The groundwork for our admiration of Gary was laid at an early age, when Gary would tell us bedtime stories. Gary has a brilliant and creative mind, so his bedtime stories were crafted with thoughtful moments of realism that seemed to bring them to life. There we would all be, in Gary's story, hiking through the woods on some generic pursuit, pausing by a little stream to sit down and eat, almost always bringing forth a snack of cheddar cheese and crackers. In Gary's story, you could actually taste the food.
One cold morning, Gary and I were in his Dodge Dart, for some reason heading out East 80 to get Aunt Addie and Uncle Joe and bring them to church. I noticed a fly on the dashboard, and pointed it out to Gary. "Watch this," he said. Gary reached out, and to my amazement picked up the fly with his fingers. Rolling down the window, he tossed the fly out. "How did you do that???," I exclaimed. Gary explained that the fly's metabolism slowed down due to the cold, so it could not react in time to fly away.
Some of Gary's scientific explanations were a little too complex for me, which sometimes resulted in confusion. For instance, there was at some point a discussion about the Earth's atmosphere freezing. I don't know what the actual context of that was, but for about four years after that I imagined a horrific scenario in which we were all attempting to make our way through layers and layers of thin ice.
Gary also indicated that sound waves continued on forever as they moved through the atmosphere. In my memory, he seemed to have suggested that perhaps the voice of George Washington was still out there somewhere, possibly trapped under a rock.
I lifted many rocks in the days and weeks following that, looking for old George.
Elsewhere on this blog, I've mentioned Gary's incredible ability to hypnotize chickens, and his life-changing discovery that I needed glasses. Those two stories are wonderful examples of Gary's contributions to my quality of life.
But perhaps the greatest lesson I learned from Gary was in the frequently overlooked realm of bathroom etiquette. It was Gary who took the time to point out to me that a gentleman, after visiting the facilities for the purpose of Number 1, always takes a little piece of tissue paper and goes around the rim of the toilet.

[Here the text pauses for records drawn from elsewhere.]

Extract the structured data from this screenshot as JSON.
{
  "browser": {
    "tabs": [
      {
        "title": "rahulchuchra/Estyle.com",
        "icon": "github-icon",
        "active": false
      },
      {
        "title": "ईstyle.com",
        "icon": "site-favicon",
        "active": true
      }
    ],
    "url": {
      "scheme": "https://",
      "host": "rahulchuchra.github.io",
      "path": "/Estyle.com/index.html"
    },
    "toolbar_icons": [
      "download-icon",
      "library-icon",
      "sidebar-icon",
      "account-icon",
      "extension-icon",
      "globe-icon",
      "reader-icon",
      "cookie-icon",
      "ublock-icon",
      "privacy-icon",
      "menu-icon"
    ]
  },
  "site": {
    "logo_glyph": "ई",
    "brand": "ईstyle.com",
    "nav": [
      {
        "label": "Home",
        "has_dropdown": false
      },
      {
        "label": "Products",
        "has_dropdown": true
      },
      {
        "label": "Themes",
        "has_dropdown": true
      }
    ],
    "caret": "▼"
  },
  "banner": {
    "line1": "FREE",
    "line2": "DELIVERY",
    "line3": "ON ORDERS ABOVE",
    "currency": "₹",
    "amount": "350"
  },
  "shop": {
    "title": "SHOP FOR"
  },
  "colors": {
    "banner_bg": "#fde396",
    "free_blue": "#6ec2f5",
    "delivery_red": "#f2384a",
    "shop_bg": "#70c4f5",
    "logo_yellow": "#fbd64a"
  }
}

And it was even Gary who took on the herculean task of The Talk. Or perhaps, I should say, The Read. One Saturday, when I was about 10, Gary and his wife brought down a couple of little thin books designed to explain the birds and bees to children. I, after reading one of the books, was so amazed that I exclaimed, a little bit too exuberantly, "SO THAT'S HOW IT'S DONE!"
One of those moments in time that is still recalled by many family members.
I would not have gone to college if not for Gary. My sister and I lived with Gary and his wife for two years while we went to Westark Junior College in Fort Smith. We honestly could not have gone if not for this tremendous act of generosity.
And so, today, Gary is still my source of knowledge. He has fulfilled the Big Brother job description extremely well, and there is no one else on earth I'd rather be mistaken for.